L’événement en soi nous instruit avec force que la pensée des peuples bantu d’hier ne vise pas l’exotique ; elle est inséparable de la puissance d’une société dans son rapport aux mystères de son terroir, à sa noblesse et à sa majesté. Ce quoi l’art répond dans le triomphe perpétuel de la vie. Comme disait Rodin, seul l’art, lui qui permet d’accéder au sacré, au divin et à l’intemporel, « indique aux hommes leur raison d’être. Il leur révèle le sens de la vie, ils les éclaire sur leur destinée et par conséquent les oriente dans l’existence. »

Le retour de ces objets, qui sont hors du temps chronologique, va sûrement apporter une lumière supplémentaire dans cette existence-là.

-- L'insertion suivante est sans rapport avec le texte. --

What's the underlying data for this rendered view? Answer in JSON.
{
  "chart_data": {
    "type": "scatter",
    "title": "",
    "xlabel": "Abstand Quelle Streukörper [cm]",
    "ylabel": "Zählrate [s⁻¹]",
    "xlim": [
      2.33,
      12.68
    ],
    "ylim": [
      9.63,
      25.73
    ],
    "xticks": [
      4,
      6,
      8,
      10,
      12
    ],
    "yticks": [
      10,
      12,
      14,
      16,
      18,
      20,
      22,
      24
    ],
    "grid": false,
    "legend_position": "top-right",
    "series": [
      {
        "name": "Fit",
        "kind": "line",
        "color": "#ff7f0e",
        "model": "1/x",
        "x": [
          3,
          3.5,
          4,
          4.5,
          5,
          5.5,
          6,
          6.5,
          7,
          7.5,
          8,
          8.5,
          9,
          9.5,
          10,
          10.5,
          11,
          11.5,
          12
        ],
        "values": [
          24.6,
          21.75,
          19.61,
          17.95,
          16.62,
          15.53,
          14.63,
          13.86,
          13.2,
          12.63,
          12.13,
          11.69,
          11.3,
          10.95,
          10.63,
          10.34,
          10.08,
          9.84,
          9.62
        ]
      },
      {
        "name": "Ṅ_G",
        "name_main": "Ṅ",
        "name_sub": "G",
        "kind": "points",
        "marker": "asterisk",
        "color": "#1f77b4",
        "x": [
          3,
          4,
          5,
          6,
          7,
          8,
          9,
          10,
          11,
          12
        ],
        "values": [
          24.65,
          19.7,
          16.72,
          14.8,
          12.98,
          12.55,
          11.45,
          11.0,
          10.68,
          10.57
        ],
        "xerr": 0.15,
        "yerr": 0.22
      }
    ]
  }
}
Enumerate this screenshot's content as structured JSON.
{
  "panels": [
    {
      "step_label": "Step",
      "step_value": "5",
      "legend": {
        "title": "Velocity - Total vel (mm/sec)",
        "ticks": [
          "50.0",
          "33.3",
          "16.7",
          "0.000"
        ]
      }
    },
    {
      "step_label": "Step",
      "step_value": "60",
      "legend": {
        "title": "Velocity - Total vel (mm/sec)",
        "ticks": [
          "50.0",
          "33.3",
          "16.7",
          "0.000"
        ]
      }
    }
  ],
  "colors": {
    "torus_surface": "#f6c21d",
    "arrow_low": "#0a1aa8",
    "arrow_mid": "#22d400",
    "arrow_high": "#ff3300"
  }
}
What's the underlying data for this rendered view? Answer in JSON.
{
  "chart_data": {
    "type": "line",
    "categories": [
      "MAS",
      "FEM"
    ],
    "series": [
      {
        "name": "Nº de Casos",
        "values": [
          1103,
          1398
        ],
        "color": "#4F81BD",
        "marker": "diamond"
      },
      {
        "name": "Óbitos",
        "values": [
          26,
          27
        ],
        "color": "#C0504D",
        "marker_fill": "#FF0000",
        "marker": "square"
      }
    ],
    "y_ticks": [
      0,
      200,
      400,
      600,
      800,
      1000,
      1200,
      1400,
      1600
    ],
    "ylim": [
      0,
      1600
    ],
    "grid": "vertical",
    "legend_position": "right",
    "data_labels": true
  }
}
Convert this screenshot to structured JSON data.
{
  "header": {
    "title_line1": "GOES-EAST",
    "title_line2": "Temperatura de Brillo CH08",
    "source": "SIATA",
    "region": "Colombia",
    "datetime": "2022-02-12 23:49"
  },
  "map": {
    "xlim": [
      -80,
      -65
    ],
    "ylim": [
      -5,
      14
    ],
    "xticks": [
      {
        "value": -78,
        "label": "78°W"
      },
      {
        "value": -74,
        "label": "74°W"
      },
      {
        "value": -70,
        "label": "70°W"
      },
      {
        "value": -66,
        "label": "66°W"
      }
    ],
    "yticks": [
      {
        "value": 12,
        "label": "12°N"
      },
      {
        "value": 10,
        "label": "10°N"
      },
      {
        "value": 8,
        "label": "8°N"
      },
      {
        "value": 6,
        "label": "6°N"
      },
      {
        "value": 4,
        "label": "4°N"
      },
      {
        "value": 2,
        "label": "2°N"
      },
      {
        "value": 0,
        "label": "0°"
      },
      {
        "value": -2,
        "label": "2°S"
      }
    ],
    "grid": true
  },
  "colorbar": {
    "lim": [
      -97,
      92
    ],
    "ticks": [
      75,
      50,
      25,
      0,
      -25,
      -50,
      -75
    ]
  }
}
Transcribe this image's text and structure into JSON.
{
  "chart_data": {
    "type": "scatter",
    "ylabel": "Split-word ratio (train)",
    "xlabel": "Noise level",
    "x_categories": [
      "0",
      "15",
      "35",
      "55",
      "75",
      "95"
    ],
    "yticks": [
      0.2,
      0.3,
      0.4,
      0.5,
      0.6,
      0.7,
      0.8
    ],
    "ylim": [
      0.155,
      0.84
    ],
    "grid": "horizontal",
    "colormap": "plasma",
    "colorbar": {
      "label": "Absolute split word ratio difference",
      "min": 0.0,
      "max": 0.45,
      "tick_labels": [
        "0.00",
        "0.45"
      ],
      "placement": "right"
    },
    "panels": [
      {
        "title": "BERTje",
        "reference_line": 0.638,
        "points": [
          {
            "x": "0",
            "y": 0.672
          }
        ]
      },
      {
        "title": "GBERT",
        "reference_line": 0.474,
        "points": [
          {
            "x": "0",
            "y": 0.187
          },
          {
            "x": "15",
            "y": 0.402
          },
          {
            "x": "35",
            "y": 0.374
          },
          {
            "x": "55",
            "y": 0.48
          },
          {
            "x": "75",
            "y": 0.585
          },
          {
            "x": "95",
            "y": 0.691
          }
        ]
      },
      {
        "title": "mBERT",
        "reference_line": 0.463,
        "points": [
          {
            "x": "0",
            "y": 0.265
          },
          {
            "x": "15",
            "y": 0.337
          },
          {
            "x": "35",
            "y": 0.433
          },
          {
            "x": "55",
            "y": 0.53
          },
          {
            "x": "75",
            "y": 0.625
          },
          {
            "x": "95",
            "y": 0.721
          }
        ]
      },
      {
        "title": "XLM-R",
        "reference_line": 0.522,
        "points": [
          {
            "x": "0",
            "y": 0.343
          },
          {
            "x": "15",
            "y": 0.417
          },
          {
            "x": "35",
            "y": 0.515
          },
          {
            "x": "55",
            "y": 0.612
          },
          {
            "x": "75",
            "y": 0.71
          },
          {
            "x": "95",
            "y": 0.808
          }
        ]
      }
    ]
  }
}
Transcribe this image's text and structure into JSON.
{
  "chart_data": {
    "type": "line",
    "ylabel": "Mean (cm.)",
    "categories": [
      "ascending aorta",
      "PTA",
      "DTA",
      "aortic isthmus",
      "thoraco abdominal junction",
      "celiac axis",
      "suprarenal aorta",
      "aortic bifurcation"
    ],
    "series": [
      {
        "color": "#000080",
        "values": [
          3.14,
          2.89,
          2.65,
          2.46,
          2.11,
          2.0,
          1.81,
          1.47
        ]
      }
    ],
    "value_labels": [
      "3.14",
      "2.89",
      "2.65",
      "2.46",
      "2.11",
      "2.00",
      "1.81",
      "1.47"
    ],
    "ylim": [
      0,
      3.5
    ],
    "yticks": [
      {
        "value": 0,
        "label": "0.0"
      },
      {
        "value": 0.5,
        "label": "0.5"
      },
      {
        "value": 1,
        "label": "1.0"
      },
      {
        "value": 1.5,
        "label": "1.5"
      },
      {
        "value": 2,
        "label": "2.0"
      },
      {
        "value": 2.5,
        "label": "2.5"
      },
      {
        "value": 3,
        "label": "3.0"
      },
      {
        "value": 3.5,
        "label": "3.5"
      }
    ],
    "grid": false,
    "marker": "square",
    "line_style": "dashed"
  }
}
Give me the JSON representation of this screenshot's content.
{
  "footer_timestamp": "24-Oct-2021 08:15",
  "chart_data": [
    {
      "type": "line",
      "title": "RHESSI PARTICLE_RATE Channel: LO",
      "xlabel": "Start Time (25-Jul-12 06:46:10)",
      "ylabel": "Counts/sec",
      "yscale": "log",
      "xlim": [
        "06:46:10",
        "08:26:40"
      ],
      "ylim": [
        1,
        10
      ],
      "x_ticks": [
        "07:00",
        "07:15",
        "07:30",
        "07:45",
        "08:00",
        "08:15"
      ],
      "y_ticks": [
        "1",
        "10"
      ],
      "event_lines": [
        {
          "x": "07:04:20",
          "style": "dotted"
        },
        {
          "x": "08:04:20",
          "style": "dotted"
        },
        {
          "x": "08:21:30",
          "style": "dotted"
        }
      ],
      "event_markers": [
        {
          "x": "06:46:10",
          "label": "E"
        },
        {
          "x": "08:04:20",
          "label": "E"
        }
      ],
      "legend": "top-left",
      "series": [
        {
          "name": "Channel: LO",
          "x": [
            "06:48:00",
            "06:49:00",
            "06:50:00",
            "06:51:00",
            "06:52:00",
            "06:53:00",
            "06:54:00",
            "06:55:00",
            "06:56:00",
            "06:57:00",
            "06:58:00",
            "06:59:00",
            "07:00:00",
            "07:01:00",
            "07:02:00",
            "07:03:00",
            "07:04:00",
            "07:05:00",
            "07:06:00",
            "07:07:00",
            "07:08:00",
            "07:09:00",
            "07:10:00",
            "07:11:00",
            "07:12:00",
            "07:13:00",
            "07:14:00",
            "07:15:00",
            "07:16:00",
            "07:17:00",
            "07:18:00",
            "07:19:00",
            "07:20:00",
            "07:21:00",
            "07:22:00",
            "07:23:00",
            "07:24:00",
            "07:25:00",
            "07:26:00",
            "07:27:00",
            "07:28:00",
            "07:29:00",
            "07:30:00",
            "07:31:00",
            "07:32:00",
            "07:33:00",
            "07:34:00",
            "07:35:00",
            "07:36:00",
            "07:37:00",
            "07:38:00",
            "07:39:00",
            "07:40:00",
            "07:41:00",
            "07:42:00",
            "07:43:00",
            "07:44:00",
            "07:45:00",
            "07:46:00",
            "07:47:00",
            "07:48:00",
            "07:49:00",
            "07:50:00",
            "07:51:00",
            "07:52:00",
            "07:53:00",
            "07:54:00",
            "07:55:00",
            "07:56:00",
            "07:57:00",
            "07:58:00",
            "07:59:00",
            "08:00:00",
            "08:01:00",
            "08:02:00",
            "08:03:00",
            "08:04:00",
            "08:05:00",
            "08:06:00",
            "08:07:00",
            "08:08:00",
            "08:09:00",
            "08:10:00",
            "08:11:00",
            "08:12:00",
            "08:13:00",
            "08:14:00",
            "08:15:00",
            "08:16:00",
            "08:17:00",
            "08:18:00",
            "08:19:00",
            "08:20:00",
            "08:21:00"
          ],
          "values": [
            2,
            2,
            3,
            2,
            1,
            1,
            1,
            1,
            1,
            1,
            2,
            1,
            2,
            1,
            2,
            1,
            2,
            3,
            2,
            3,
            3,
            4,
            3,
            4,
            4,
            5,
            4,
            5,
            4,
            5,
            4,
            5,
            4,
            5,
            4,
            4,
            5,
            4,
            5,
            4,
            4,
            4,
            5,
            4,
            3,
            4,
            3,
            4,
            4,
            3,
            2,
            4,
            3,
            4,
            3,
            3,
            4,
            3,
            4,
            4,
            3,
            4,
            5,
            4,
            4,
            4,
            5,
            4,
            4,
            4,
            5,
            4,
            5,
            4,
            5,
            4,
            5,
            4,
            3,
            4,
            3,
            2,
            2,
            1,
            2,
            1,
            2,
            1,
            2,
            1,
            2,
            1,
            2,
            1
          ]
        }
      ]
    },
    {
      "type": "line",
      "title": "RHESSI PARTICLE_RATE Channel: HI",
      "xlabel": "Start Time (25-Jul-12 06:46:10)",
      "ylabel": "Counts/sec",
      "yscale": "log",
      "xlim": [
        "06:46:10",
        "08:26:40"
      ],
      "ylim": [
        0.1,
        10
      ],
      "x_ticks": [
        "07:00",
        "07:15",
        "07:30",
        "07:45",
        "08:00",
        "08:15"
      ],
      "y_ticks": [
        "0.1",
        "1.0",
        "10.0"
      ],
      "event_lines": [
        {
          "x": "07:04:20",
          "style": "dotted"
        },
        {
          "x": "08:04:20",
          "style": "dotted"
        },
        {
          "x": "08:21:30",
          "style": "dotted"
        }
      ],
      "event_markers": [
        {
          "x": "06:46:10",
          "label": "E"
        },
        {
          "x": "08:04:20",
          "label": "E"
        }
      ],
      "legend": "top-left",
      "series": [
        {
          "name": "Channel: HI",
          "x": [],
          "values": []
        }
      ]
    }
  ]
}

Un événement en appelant un autre, la Chaire UNESCO « Réseau bantuphonie » de l’UOB et le CICIBA ont saisi l’occasion pour signer un accord de coopération scientifique. Moment d’une extrême émotion et solennité pour les deux institutions dont on retrouve la trace dans les propos du Directeur Général du CICIBA, le professeur Antoine Manda Tchebwa : « Cet événement est la concrétisation d’un vieux rêve. Le CICIBA se réjouit au plus haut point d’y avoir apporté sa modeste contribution au moment où, son initiateur, engeait ses premières démarches en vue de l’agrément de la Chaire auprès de l’UNESCO. Il y croyait ferment. Le CICIBA aussi. Deux forces en une ont été à l’origine de l’étincelle qui a engendré la grande lumière que nous avons sous les yeux aujourd’hui. Il ne pouvait pas en être autrement. Car partout où il est question de soutenir la bantuité et la bantuphonie, le CICIBA ne peut se dérober de ses responsabilités. Fort des encouragements reçus de la part de notre PCA, Alain-Claude Alain-By-Nze, nous avons fait en sorte que l’avènement de cette Chaire soit une occasion de mutualisation concrète de nos compétences scientifiques et culturelles, ainsi que de notre passion commune pour l’idéal bantu. C’est à cette fin, justement, que, passant des paroles aux actes, moi-même et mon collègue le professeur Bitjaa Kody, Directeur de la Recherche du CICIBA, avons déjà commencé à dispenser des cours à la promotion pionnière de ladite Chaire dans les domaines de la linguistique et des civilisations bantu, ce compris celles de la diaspora, à la grande joie de tous. »

La séquence ultime de cette manifestation a té marquée par une conférence scientifique de haut niveau consacré à l’histoire de la collecte des objets d’art depuis l’Europe médiévale, en passant par les guerres de conquêtes, les navigateurs européens, jusqu’aux collectionneurs privés tant en Afrique coloniale qu’en Europe et dans les Amériques.

Ce moment de haut partage scientifique, animé par le prof Pierre Paul Amrouche, a permis à l’auditoire de comprendre tout le processus des collectes d’objets d’art selon les contextes esthétiques, les goûts d’époque et les motivations psychologiques subjacentes.  Entre toutes les mains, celles des conquérants militaires, des missionnaires catholiques ou des navigateurs des temps anciens, la passion pour ces objets chargés de tant de mystères doublés d’une beauté inséparable, présentent d’inégales dimensions esthétiques. Que ce soit dans les cours royales ou princières, où au sein de quelque autre lieu d’exposition publique ou privée, l’ouvre d’art, tantôt objet magique, tantôt bibelot décoratif, a sa propre protohistoire, son histoire et son actualité migratoire à travers les âges et les continents. L’érudition du conférencier s’additionnant à un regard plus instruit sur le domaine de l’art bantu a conféré à cette rencontre un plus grand intérêt.

Bravo au réseau UNITWIN et à la Chaire UNESCO « Bantuphonie » de l’UOB. L’aventure ne fait que commencer, avec, à ses côtés, le CICIBA.